Well stop right there. There's a /huge/ difference between

signed x:4;

in a struct somewhere, saying that x is four bits, and

signed x=4;

interesting, i did not know that. i thought, the "x:4" is an eye-
pleasing thing.

Your original problem had to do with understand the range of an enum
type, i.e. what values you can store in a variable of that type.

yep, you got me ;-)

Here's a simple algorithm:

1. If unsigned int or signed int can hold any of the values specified
in the enum declaration, then the /underlying type/ of the enum is
int, unsigned int or something smaller (such as e.g. short).

2. Otherwise, it's something larger.

you said: it is an algorithm.

how can it be? there is not MATH in it.

Essentially that's all the standard says and all that you can rely on,
namely that the underlying type of an enum will not be more bits than
'int' unless necessary to represent all defined values of the enum.

ok, an enum will always be: int or unsigned int (or short)

EXCEPT if i intentionally put large values into an enum. i got it.

BTW, i know that /plain int/ is always signed.

It's a kind of memory efficiency guarantee, that an enum type will not
be arbitrarily large unless a named value exceeds the range of int or
unsigned int.

Suprisingly there's no such guarantee for 'bool'. In theory, a 'bool'
could be 2 gigabytes -- or more!
=:-0

Needless to say, no compiler
implements it that way (it's typically one byte), but that's the formal.
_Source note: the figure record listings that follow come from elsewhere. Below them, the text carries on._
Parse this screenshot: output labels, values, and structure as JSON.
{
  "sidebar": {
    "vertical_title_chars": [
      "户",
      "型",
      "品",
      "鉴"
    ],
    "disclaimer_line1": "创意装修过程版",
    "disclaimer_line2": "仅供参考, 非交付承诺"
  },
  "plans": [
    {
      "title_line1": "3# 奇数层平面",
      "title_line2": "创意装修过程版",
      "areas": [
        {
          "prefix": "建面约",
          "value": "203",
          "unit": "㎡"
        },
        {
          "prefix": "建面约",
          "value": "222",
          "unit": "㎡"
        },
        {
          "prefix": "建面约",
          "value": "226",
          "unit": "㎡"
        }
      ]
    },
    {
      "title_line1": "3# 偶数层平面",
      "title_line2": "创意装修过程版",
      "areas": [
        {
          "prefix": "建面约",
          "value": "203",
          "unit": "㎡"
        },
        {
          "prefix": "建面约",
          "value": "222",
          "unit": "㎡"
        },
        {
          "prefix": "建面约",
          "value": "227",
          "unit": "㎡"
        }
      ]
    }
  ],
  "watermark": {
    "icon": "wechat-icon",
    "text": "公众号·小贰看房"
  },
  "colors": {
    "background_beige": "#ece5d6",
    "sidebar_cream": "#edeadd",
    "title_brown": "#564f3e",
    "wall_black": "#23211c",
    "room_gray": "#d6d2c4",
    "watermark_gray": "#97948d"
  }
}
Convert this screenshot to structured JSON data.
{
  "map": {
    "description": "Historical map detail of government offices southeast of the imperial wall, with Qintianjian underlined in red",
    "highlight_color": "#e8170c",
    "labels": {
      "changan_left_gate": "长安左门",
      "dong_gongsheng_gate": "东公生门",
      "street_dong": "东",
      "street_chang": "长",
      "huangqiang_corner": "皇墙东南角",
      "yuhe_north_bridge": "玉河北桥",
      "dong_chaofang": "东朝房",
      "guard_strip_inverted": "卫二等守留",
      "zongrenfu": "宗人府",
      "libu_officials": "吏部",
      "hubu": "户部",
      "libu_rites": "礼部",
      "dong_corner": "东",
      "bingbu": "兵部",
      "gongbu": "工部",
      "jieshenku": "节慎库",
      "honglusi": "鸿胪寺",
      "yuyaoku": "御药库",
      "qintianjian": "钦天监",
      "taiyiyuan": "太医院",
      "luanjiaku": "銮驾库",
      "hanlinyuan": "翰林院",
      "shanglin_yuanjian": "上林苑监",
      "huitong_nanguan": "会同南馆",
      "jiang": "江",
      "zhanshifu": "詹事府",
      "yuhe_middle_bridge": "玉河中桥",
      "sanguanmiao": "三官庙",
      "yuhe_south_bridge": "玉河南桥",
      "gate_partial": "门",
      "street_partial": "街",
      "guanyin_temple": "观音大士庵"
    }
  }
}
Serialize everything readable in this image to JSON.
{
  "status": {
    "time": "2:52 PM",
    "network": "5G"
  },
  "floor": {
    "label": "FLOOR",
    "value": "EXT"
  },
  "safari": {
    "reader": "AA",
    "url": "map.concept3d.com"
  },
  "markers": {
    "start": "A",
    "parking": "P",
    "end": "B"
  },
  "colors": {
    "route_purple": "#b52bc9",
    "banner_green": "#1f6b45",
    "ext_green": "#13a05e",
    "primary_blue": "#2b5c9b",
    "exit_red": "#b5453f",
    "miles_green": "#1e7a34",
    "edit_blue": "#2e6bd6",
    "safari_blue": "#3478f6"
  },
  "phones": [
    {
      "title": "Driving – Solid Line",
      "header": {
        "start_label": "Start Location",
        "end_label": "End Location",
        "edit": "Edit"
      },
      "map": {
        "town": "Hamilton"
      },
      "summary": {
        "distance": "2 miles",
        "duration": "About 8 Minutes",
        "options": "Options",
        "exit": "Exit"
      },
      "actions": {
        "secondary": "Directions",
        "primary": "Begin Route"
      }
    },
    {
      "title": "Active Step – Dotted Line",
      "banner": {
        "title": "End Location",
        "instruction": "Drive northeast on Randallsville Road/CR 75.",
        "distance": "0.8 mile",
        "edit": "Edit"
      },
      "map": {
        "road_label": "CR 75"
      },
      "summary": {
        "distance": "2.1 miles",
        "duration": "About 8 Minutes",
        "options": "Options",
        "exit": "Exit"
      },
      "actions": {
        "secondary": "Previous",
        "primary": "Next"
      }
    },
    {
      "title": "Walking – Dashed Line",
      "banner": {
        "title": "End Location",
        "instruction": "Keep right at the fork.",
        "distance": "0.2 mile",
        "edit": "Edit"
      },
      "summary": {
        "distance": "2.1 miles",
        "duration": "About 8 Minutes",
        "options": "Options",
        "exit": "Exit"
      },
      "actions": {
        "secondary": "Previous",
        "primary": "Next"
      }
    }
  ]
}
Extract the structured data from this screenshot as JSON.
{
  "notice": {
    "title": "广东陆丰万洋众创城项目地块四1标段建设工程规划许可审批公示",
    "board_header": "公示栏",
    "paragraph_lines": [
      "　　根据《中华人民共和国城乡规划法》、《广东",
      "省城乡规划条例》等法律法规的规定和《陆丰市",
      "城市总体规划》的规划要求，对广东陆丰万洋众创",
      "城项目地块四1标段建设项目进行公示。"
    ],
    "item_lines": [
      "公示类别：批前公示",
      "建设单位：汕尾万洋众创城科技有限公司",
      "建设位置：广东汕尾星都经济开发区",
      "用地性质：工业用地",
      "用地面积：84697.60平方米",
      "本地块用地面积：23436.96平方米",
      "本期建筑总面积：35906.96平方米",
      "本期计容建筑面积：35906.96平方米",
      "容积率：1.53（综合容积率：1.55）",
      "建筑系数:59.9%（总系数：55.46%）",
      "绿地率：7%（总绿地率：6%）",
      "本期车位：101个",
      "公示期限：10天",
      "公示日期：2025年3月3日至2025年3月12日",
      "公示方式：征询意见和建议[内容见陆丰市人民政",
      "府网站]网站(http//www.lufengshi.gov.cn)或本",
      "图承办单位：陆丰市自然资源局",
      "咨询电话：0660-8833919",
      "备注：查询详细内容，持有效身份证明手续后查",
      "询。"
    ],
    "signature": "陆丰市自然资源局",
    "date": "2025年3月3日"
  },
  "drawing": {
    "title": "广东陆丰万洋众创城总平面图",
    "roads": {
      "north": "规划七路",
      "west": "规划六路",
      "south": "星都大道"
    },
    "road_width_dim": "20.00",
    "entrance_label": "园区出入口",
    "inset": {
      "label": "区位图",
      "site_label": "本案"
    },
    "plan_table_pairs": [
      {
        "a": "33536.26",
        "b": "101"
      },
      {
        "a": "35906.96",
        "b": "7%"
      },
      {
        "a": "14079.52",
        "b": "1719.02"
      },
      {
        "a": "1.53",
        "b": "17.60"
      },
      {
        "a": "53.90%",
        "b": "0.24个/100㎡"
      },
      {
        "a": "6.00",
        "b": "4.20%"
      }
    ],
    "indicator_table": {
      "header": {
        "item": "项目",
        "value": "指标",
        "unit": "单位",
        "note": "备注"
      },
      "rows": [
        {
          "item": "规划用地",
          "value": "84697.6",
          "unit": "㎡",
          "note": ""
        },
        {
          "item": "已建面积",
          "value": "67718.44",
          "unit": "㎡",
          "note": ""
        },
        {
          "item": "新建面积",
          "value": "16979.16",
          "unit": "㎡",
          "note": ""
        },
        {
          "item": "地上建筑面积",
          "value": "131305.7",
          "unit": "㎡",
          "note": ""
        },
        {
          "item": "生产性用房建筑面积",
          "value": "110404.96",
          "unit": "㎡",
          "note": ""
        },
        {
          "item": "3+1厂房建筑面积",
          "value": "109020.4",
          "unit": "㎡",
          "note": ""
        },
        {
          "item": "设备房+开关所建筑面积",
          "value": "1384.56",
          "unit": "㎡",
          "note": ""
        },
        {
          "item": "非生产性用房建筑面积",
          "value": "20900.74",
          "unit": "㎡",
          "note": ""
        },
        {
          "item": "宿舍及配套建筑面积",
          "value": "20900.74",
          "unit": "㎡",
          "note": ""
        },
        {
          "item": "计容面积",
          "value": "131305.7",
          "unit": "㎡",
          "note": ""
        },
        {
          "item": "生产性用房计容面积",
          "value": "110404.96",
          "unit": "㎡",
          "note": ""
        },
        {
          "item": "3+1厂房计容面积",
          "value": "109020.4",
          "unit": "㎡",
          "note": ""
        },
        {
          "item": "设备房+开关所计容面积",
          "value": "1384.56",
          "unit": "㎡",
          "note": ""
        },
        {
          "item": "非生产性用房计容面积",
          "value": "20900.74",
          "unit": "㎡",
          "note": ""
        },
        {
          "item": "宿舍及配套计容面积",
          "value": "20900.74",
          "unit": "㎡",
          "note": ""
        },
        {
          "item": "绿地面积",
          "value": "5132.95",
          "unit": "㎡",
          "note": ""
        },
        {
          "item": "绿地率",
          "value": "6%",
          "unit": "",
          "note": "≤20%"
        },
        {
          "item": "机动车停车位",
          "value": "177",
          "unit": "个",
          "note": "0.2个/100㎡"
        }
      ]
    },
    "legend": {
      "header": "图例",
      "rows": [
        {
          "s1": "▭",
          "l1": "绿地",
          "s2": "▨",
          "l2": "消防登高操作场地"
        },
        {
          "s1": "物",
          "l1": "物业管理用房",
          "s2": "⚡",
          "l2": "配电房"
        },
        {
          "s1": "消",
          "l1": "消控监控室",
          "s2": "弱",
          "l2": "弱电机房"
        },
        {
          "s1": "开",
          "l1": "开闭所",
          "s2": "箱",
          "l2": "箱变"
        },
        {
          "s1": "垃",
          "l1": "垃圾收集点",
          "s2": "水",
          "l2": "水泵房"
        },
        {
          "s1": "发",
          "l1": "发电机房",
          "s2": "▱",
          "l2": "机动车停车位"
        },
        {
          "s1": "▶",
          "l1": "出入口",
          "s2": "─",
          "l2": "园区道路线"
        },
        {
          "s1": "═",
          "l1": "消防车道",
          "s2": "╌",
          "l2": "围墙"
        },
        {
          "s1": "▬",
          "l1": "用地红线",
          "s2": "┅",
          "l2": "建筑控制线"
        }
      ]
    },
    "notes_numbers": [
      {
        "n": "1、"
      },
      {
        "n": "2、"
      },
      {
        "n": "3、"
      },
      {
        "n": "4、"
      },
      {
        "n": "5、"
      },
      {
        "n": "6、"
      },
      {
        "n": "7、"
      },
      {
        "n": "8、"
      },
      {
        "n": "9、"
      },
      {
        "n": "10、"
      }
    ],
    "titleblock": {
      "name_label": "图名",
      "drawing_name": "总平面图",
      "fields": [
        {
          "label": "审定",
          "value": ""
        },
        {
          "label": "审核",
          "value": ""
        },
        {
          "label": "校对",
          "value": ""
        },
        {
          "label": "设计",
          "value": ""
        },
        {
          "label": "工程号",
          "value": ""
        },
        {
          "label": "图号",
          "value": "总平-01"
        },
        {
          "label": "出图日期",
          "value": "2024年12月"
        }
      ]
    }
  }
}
what is the context of using: formal

 

[Marcus Kwok]

you said: it is an algorithm.

how can it be? there is not MATH in it.

An algorithm is basically a series of steps used to solve a problem. It
doesn't necessarily have to be a math problem.

what is the context of using: formal

He is saying that the Standard makes no formal guarantees on the size of
bool, but as a QoI (quality of implementation) issue, nobody would use a
compiler that used 2 gigabyte bools, even though there is nothing in the
Standard preventing someone from doing so.